Hawkes process provides an effective statistical framework for analyzing the interactions of neural spiking activities. Although utilized in many real applications, the classic Hawkes process is incapable of modeling inhibitory interactions among neural population. Instead, the nonlinear Hawkes process allows for modeling a more flexible influence pattern with excitatory or inhibitory interactions. This work proposes a flexible nonlinear Hawkes process variant based on sigmoid nonlinearity.

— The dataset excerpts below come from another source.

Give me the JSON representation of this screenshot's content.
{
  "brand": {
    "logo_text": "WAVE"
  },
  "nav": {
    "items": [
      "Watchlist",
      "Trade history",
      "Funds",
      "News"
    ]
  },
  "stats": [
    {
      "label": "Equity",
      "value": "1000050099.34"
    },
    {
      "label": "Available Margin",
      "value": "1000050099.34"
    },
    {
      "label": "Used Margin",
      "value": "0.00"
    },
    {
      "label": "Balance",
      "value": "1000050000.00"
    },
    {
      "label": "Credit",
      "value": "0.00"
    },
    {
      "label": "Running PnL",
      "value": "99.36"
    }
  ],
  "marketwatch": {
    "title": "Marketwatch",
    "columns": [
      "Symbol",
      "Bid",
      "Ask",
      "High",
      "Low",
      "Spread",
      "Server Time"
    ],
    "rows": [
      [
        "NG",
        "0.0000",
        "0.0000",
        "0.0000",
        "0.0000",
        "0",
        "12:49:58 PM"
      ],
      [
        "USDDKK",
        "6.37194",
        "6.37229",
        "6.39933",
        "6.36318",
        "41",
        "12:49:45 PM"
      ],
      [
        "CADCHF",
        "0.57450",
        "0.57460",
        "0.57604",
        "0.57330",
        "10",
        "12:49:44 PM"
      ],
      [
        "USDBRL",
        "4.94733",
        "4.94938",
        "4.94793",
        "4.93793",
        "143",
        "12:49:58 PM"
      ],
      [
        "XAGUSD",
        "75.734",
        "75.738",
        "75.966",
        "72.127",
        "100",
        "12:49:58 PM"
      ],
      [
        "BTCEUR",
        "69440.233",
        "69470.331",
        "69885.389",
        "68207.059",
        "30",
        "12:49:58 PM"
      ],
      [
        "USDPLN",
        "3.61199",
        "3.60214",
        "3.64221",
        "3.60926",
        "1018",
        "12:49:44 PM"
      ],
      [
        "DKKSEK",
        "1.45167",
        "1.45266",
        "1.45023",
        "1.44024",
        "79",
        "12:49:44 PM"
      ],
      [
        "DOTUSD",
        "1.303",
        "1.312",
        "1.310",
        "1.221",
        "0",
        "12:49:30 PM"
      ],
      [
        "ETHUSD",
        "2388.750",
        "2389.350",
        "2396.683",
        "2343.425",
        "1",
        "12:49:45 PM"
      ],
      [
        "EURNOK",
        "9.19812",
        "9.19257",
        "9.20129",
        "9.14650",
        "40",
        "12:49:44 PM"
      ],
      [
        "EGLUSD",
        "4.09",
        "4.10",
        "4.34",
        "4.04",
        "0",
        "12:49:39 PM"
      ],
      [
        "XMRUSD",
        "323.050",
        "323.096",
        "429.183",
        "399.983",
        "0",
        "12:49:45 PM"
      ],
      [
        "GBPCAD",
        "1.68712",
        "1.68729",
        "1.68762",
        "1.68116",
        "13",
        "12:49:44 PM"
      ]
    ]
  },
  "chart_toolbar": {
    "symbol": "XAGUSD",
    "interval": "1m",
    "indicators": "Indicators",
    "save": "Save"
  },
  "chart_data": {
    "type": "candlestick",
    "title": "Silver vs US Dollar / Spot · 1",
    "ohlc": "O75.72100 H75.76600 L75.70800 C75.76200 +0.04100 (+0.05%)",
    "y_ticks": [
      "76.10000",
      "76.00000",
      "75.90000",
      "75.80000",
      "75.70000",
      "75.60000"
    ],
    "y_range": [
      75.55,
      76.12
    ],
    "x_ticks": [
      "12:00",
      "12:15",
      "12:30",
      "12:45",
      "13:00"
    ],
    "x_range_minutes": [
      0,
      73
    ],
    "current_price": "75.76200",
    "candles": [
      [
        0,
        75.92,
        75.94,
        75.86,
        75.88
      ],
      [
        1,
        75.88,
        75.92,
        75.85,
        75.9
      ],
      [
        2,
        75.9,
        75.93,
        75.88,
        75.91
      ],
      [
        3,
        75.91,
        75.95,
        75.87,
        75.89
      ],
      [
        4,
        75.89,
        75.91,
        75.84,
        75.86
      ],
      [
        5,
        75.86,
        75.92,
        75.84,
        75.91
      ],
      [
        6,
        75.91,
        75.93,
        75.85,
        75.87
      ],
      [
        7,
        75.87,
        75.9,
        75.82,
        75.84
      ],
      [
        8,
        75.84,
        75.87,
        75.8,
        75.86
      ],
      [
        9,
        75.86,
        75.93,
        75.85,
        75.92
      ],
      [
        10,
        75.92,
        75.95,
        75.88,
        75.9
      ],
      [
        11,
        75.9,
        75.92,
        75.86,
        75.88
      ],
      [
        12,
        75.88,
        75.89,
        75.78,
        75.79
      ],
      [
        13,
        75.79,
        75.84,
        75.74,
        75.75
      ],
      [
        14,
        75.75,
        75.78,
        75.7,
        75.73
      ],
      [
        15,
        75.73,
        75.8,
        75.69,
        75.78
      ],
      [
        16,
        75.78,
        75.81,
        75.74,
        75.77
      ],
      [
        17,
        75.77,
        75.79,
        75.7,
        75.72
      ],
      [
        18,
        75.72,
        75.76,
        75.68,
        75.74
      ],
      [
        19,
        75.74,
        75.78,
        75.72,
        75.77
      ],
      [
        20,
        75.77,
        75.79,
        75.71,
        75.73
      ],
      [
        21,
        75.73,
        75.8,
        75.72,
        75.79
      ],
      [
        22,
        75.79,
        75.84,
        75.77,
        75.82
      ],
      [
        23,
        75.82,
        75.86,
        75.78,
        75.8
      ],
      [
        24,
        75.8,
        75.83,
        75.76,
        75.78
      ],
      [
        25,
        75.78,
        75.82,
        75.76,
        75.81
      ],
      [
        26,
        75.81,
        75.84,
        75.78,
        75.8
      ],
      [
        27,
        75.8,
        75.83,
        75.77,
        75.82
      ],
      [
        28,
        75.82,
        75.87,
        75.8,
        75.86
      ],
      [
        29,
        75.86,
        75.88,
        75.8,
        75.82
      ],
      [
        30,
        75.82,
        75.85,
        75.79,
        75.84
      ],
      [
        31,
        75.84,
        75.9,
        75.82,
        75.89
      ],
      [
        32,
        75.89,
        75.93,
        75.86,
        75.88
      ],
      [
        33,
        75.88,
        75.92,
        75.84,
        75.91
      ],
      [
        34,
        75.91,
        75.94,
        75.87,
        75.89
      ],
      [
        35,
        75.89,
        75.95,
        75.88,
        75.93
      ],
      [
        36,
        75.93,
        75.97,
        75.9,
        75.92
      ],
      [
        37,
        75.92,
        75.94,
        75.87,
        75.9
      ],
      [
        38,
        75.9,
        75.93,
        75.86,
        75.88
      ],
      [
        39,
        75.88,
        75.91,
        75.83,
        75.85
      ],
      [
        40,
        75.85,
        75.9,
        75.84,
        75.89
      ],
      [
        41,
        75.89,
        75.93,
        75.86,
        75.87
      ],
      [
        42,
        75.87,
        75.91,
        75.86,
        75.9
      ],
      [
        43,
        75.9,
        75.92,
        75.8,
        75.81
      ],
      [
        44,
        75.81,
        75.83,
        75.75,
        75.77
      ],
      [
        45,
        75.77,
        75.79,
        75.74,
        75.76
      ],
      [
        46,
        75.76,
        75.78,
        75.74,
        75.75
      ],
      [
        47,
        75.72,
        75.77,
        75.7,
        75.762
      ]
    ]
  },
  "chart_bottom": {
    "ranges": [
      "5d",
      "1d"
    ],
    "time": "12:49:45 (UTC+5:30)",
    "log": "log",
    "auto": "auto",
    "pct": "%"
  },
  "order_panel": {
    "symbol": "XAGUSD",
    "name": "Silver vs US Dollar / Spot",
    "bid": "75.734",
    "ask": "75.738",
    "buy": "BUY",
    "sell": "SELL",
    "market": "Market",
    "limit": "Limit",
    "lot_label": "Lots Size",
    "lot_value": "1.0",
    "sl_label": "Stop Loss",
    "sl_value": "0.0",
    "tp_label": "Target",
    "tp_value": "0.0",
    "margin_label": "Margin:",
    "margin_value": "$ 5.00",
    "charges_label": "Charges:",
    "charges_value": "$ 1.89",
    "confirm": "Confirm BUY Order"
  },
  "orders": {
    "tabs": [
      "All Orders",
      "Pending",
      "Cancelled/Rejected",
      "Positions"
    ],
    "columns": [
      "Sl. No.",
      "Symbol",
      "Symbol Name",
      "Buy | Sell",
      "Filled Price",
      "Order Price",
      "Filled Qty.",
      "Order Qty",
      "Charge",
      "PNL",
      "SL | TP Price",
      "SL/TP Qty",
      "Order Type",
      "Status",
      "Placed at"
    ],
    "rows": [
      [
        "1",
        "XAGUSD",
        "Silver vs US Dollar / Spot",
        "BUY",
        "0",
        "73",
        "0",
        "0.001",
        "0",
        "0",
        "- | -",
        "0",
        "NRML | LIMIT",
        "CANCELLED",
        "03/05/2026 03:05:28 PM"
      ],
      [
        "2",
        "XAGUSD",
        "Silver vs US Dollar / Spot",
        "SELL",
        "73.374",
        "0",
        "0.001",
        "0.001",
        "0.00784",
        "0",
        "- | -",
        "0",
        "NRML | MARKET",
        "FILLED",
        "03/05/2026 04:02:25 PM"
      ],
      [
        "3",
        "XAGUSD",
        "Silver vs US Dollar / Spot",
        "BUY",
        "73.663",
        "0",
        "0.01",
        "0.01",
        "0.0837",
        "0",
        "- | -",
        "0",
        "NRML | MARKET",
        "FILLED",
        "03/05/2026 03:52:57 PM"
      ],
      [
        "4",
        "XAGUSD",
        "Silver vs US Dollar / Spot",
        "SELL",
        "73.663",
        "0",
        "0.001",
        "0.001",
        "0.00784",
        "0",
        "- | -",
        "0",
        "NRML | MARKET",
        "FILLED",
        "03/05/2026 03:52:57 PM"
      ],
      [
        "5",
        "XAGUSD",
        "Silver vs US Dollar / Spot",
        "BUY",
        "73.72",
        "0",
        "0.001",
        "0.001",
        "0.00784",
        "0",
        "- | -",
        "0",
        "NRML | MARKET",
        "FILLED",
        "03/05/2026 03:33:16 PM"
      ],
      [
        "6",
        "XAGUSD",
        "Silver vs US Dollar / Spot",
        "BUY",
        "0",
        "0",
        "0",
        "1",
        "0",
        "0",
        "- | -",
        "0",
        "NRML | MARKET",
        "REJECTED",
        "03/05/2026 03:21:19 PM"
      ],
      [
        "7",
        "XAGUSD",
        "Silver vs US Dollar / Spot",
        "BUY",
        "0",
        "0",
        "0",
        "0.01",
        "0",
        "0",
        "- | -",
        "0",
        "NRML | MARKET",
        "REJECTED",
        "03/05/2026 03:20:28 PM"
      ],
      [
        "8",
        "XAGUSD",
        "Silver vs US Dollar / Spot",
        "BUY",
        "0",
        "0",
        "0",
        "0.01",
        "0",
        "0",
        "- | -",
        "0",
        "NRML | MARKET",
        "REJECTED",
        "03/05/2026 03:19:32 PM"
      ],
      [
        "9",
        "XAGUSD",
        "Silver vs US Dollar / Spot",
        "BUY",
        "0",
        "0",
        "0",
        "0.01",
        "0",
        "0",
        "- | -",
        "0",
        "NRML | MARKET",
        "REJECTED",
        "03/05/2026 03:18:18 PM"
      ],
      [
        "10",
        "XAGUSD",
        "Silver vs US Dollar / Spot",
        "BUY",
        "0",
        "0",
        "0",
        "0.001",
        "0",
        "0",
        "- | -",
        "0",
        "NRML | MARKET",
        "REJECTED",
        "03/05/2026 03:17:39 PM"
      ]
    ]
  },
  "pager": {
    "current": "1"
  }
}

To ease inference, three sets of auxiliary latent variables (Polya-Gamma variables, latent marked Poisson processes and sparsity variables) are augmented to make functional connection weights appear in a Gaussian form, which enables simple iterative algorithms with analytical updates. As a result, the efficient Gibbs sampler, expectation-maximization algorithm and mean-field approximation are derived to estimate the interactions among neural populations. Furthermore, to reconcile with time-varying neural systems, the proposed time-invariant model is extended to a dynamic version by introducing a Markov state process. Similarly, three analytical iterative inference algorithms: Gibbs sampler, EM algorithm and mean-field approximation are derived. We compare the accuracy and efficiency of these inference algorithms on synthetic data, and further experiment on real neural recordings to demonstrate that the developed models achieve superior performance over the state-of-the-art competitors.